The DEC is now facing reality, and the formation of this working group is a healthy sign that it is serious about finally embracing reforms. The working group holds the possibility that these reforms could be consequential. Unlike other advisory bodies that made recommendations to the DEC about ways to improve its Forest Preserve management, that we’ve seen with the High Peaks Advisory Group and the Catskill Park Advisory Committee, DEC is focusing the work of the new working group on revision of a discreet set of Forest Preserve management policies. These revised policies will be subject to public hearings and formal adoption by the DEC and Adirondack Park Agency (APA) in 2022.

The working group’s focus is on how the DEC administers trail building and maintenance on the Forest Preserve. The courts struck down extra-wide Class II Community Connector Snowmobile Trails as illegal. The courts also made rulings about the meaning of Article 14 for language long argued about for “wild forest” and “timber.” Historically, the 1930 “MacDonald” decision that struck down construction of a bobsled track on Forest Preserve, and the 1993 “Balsam Lake” decision that authorized the expansion of a cross-country ski trail in Catskills, have provided legal standards for tree cutting on the Forest Preserve and guidance for allowable uses. The recent “Protect” decision provides additional legal tests and considerations for state management of trails.

 

The DEC-APA now has to amend tree cutting and snowmobile trail construction and maintenance policies. They also have to develop a new trails manual for hiking and mountainbiking trails, among other trail types. How the DEC-APA develops work plans and undertakes work in the field also needs upgrading. The DEC-APA has set an ambitious plan for this working group over the next six months. The DEC wants to have these things in place by the 2022 trail building season. It’s too bad that the DEC chose to waste the last six months denying reality and resisting reforms.

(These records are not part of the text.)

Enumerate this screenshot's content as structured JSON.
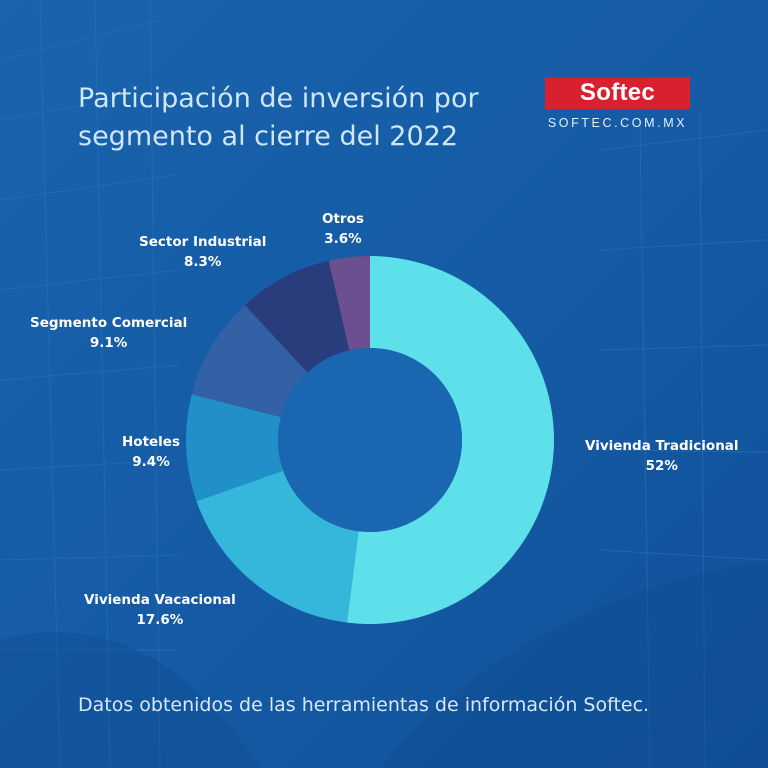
{
  "brand": {
    "logo_text": "Softec",
    "url_text": "SOFTEC.COM.MX"
  },
  "title": {
    "line1": "Participación de inversión por",
    "line2": "segmento al cierre del 2022"
  },
  "footnote": "Datos obtenidos de las herramientas de información Softec.",
  "colors": {
    "background": "#1660a8",
    "brand_red": "#d8202e"
  },
  "chart_data": {
    "type": "pie",
    "style": "donut",
    "title": "Participación de inversión por segmento al cierre del 2022",
    "unit": "%",
    "slices": [
      {
        "name": "Vivienda Tradicional",
        "value": 52,
        "label": "52%",
        "color": "#5de0ea"
      },
      {
        "name": "Vivienda Vacacional",
        "value": 17.6,
        "label": "17.6%",
        "color": "#35b7dc"
      },
      {
        "name": "Hoteles",
        "value": 9.4,
        "label": "9.4%",
        "color": "#2190c8"
      },
      {
        "name": "Segmento Comercial",
        "value": 9.1,
        "label": "9.1%",
        "color": "#3461a6"
      },
      {
        "name": "Sector Industrial",
        "value": 8.3,
        "label": "8.3%",
        "color": "#293d7c"
      },
      {
        "name": "Otros",
        "value": 3.6,
        "label": "3.6%",
        "color": "#6c4f8f"
      }
    ]
  }
}
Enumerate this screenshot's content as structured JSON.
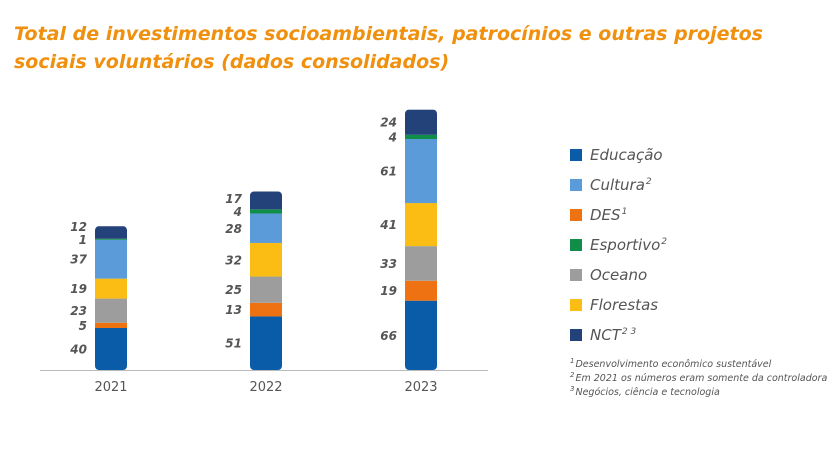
{
  "title": "Total de investimentos socioambientais, patrocínios e outras projetos sociais voluntários (dados consolidados)",
  "colors": {
    "title": "#f0900f",
    "axis": "#bbbbbb",
    "text": "#555555"
  },
  "chart_data": {
    "type": "bar",
    "stacked": true,
    "title": "Total de investimentos socioambientais, patrocínios e outras projetos sociais voluntários (dados consolidados)",
    "categories": [
      "2021",
      "2022",
      "2023"
    ],
    "series": [
      {
        "name": "Educação",
        "sup": "",
        "color": "#0b5ca8",
        "values": [
          40,
          51,
          66
        ]
      },
      {
        "name": "DES",
        "sup": "1",
        "color": "#ee7211",
        "values": [
          5,
          13,
          19
        ]
      },
      {
        "name": "Oceano",
        "sup": "",
        "color": "#9d9d9d",
        "values": [
          23,
          25,
          33
        ]
      },
      {
        "name": "Florestas",
        "sup": "",
        "color": "#fbbd13",
        "values": [
          19,
          32,
          41
        ]
      },
      {
        "name": "Cultura",
        "sup": "2",
        "color": "#5b9bd9",
        "values": [
          37,
          28,
          61
        ]
      },
      {
        "name": "Esportivo",
        "sup": "2",
        "color": "#118d4a",
        "values": [
          1,
          4,
          4
        ]
      },
      {
        "name": "NCT",
        "sup": "2 3",
        "color": "#24427a",
        "values": [
          12,
          17,
          24
        ]
      }
    ],
    "legend_order": [
      "Educação",
      "Cultura",
      "DES",
      "Esportivo",
      "Oceano",
      "Florestas",
      "NCT"
    ],
    "legend_position": "right",
    "grid": false
  },
  "footnotes": [
    {
      "num": "1",
      "text": "Desenvolvimento econômico sustentável"
    },
    {
      "num": "2",
      "text": "Em 2021 os números eram somente da controladora"
    },
    {
      "num": "3",
      "text": "Negócios, ciência e tecnologia"
    }
  ]
}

The 13 member of the working group includes Peter Bauer, Protect the Adirondacks; Jackie Bowen, Adirondack Council; Gerry Delaney, Local Government Review Board; Bill Farber, Hamilton County Board of Supervisors; Dave Gibson, Adirondack Wild; Julia Goren, Adirondack Mountain Club; Josh Howard, NY/NJ Trail Conference; Sean Mahoney, Town of Hunter; Kathy Moser, Open Space Institute; Pete Nelson, Adirondack Wilderness Advocates; Jim Rolf, NYS Snowmobile Association; Jeff Senterman, Catskill Center for Conservation and Development; Josh Wilson, Barkeater Trails Alliance.

 

The working group held its first meeting in December, which covered ground rules and process. The DEC stressed that it is not looking to the working group to draft new policies on its own but to review and react to DEC/APA-generated drafts. As such, it will be a tightly controlled and focused process in the first half of 2022. The next meeting is not until January.

The DEC working group process is not as open and transparent as we would like to see it. We would like to see a public process akin to the work of New York’s Climate Action Council, which has conducted an array of substantive meetings that have been open to the press and public. If the state’s draft climate change action plan can be negotiated in public so can Forest Preserve management. We are, after all, talking about the management of public recreation on public lands with public monies and public agency staff. Such policies and decisions should not be treated as state secrets, and state agencies should welcome complete openness and the public should demand nothing less. But, unfortunately, that’s simply not how the DEC and APA like to do things. Perhaps one day, the management of the public Forest Preserve in the Adirondack and Catskill Parks, the Peoples Land in every way, will truly be a public enterprise.

In the meantime, count on Protect the Adirondacks to stand up for Article 14 during the working group. You can also count on Protect the Adirondacks to make this process as open and transparent as possible. Bright sunshine on the workings of government at every level should be embraced and not resisted.